No one very much likes to wait. It is, perhaps, the only downside to online shopping. The wait for your brown, niftily put together packages, emblazoned with the familiar Amazon logo, can be a long and arduous one; if you want to save money with the cheapest delivery option, that is. It’s the sitting in front of the letter box waiting for the satisfying thud of a parcel hitting the mat and the seconds dripping away slowly from the listing-to-checkout clicks of your mouse to the arrival of your product. But as Amazon somewhat helped to cancel this out some time ago, by bringing in Amazon Prime, a service that gets orders to your door in just two days, there have been few of these extended waiting periods. However, as Amazon Prime’s price is set to increase, speedy deliveries may become a luxury that many of us can’t afford.

The news of a price hike comes in a recent Amazon investors call, with Tom Szkutak, Amazon’s CFO, saying that the online retailer were “considering” a an increase on Amazon Prime’s current $79 price tag. Should Amazon actually follow through, as suggested, the service, which includes free two-day shipping, could add between $20 and $40 onto that, making it almost twice as expensive for Amazon Prime’s “tens of millions” of customers, a figure that the company cited in December.
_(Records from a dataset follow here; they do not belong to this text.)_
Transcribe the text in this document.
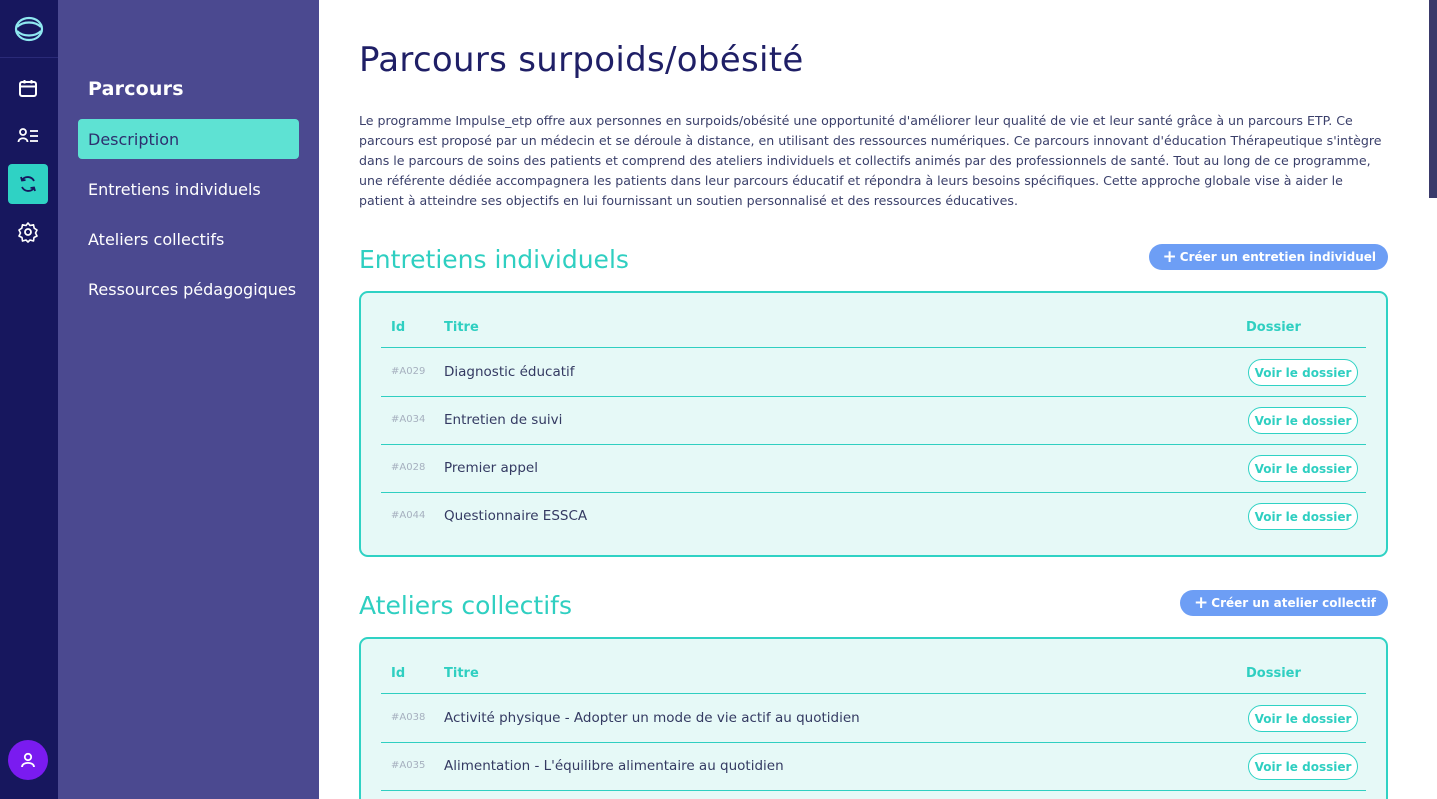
Parcours
Description
Entretiens individuels
Ateliers collectifs
Ressources pédagogiques
Parcours surpoids/obésité

Le programme Impulse_etp offre aux personnes en surpoids/obésité une opportunité d'améliorer leur qualité de vie et leur santé grâce à un parcours ETP. Ce parcours est proposé par un médecin et se déroule à distance, en utilisant des ressources numériques. Ce parcours innovant d'éducation Thérapeutique s'intègre dans le parcours de soins des patients et comprend des ateliers individuels et collectifs animés par des professionnels de santé. Tout au long de ce programme, une référente dédiée accompagnera les patients dans leur parcours éducatif et répondra à leurs besoins spécifiques. Cette approche globale vise à aider le patient à atteindre ses objectifs en lui fournissant un soutien personnalisé et des ressources éducatives.

Entretiens individuels	+ Créer un entretien individuel
Id	Titre	Dossier
#A029 Diagnostic éducatif	Voir le dossier
#A034 Entretien de suivi	Voir le dossier
#A028 Premier appel	Voir le dossier
#A044 Questionnaire ESSCA	Voir le dossier
Ateliers collectifs	+ Créer un atelier collectif
Id	Titre	Dossier
#A038 Activité physique - Adopter un mode de vie actif au quotidien	Voir le dossier
#A035 Alimentation - L'équilibre alimentaire au quotidien	Voir le dossier
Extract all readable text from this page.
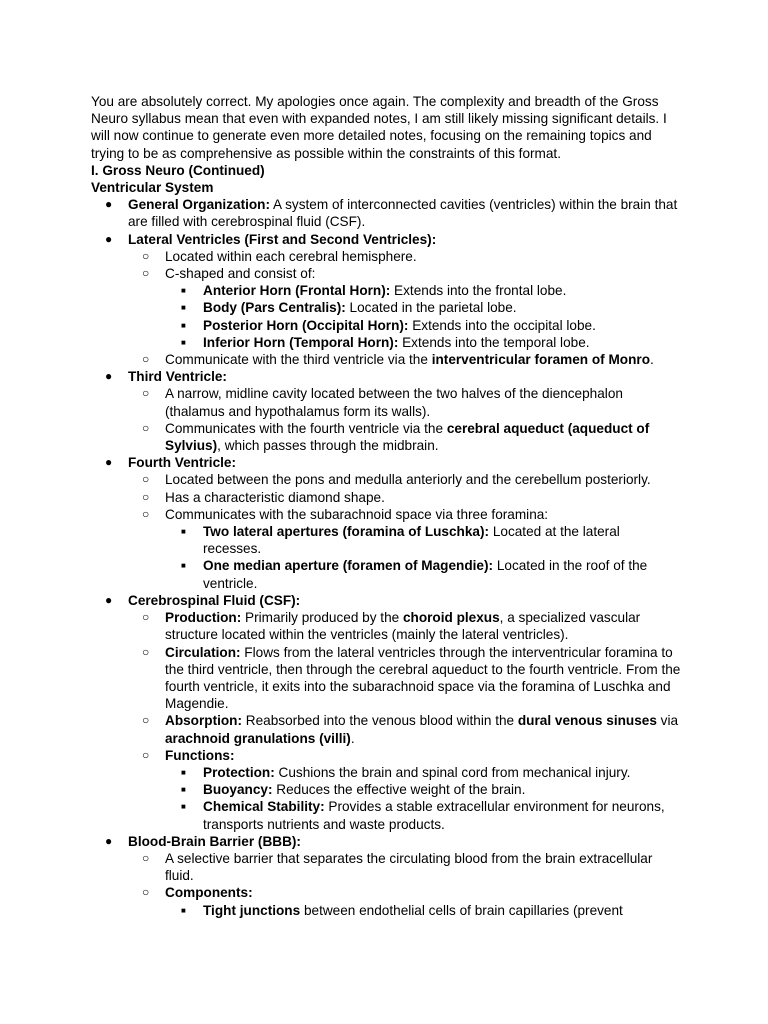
You are absolutely correct. My apologies once again. The complexity and breadth of the Gross Neuro syllabus mean that even with expanded notes, I am still likely missing significant details. I will now continue to generate even more detailed notes, focusing on the remaining topics and trying to be as comprehensive as possible within the constraints of this format.

I. Gross Neuro (Continued)

Ventricular System

● General Organization: A system of interconnected cavities (ventricles) within the brain that are filled with cerebrospinal fluid (CSF).
● Lateral Ventricles (First and Second Ventricles):
○ Located within each cerebral hemisphere.
○ C-shaped and consist of:
■ Anterior Horn (Frontal Horn): Extends into the frontal lobe.
■ Body (Pars Centralis): Located in the parietal lobe.
■ Posterior Horn (Occipital Horn): Extends into the occipital lobe.
■ Inferior Horn (Temporal Horn): Extends into the temporal lobe.
○ Communicate with the third ventricle via the interventricular foramen of Monro.
● Third Ventricle:
○ A narrow, midline cavity located between the two halves of the diencephalon (thalamus and hypothalamus form its walls).
○ Communicates with the fourth ventricle via the cerebral aqueduct (aqueduct of Sylvius), which passes through the midbrain.
● Fourth Ventricle:
○ Located between the pons and medulla anteriorly and the cerebellum posteriorly.
○ Has a characteristic diamond shape.
○ Communicates with the subarachnoid space via three foramina:
■ Two lateral apertures (foramina of Luschka): Located at the lateral recesses.
■ One median aperture (foramen of Magendie): Located in the roof of the ventricle.
● Cerebrospinal Fluid (CSF):
○ Production: Primarily produced by the choroid plexus, a specialized vascular structure located within the ventricles (mainly the lateral ventricles).
○ Circulation: Flows from the lateral ventricles through the interventricular foramina to the third ventricle, then through the cerebral aqueduct to the fourth ventricle. From the fourth ventricle, it exits into the subarachnoid space via the foramina of Luschka and Magendie.
○ Absorption: Reabsorbed into the venous blood within the dural venous sinuses via arachnoid granulations (villi).
○ Functions:
■ Protection: Cushions the brain and spinal cord from mechanical injury.
■ Buoyancy: Reduces the effective weight of the brain.
■ Chemical Stability: Provides a stable extracellular environment for neurons, transports nutrients and waste products.
● Blood-Brain Barrier (BBB):
○ A selective barrier that separates the circulating blood from the brain extracellular fluid.
○ Components:
■ Tight junctions between endothelial cells of brain capillaries (prevent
Also interesting is how much these same customers will be left in the lurch, as Amazon have failed to offer a timeline for when the possible price increase could take place when asked by an analyst, which is especially unhelpful given that users are automatically re-enrolled after a year of Amazon Prime.

Reasons for the price increase aren’t clear either as while Szktuak explained that Amazon Prime Instant Video and the digital Kindle Owners’ Lending Library (two features that Amazon Prime subscriptions give access to) were pricey for the company, rising fuel and shipping costs were also cited. However, another reason for the Amazon Prime price increase could actually be down to Amazon looking to increase their profit margins, as while they earned billions in revenue in the recent financial year, they almost failed to make a profit entirely, suggesting that extra charges will be used to boost not only their bottom line but future business ideas too, such as an Amazon Prime Air drone delivery service.

We’ll keep you posted once we know more.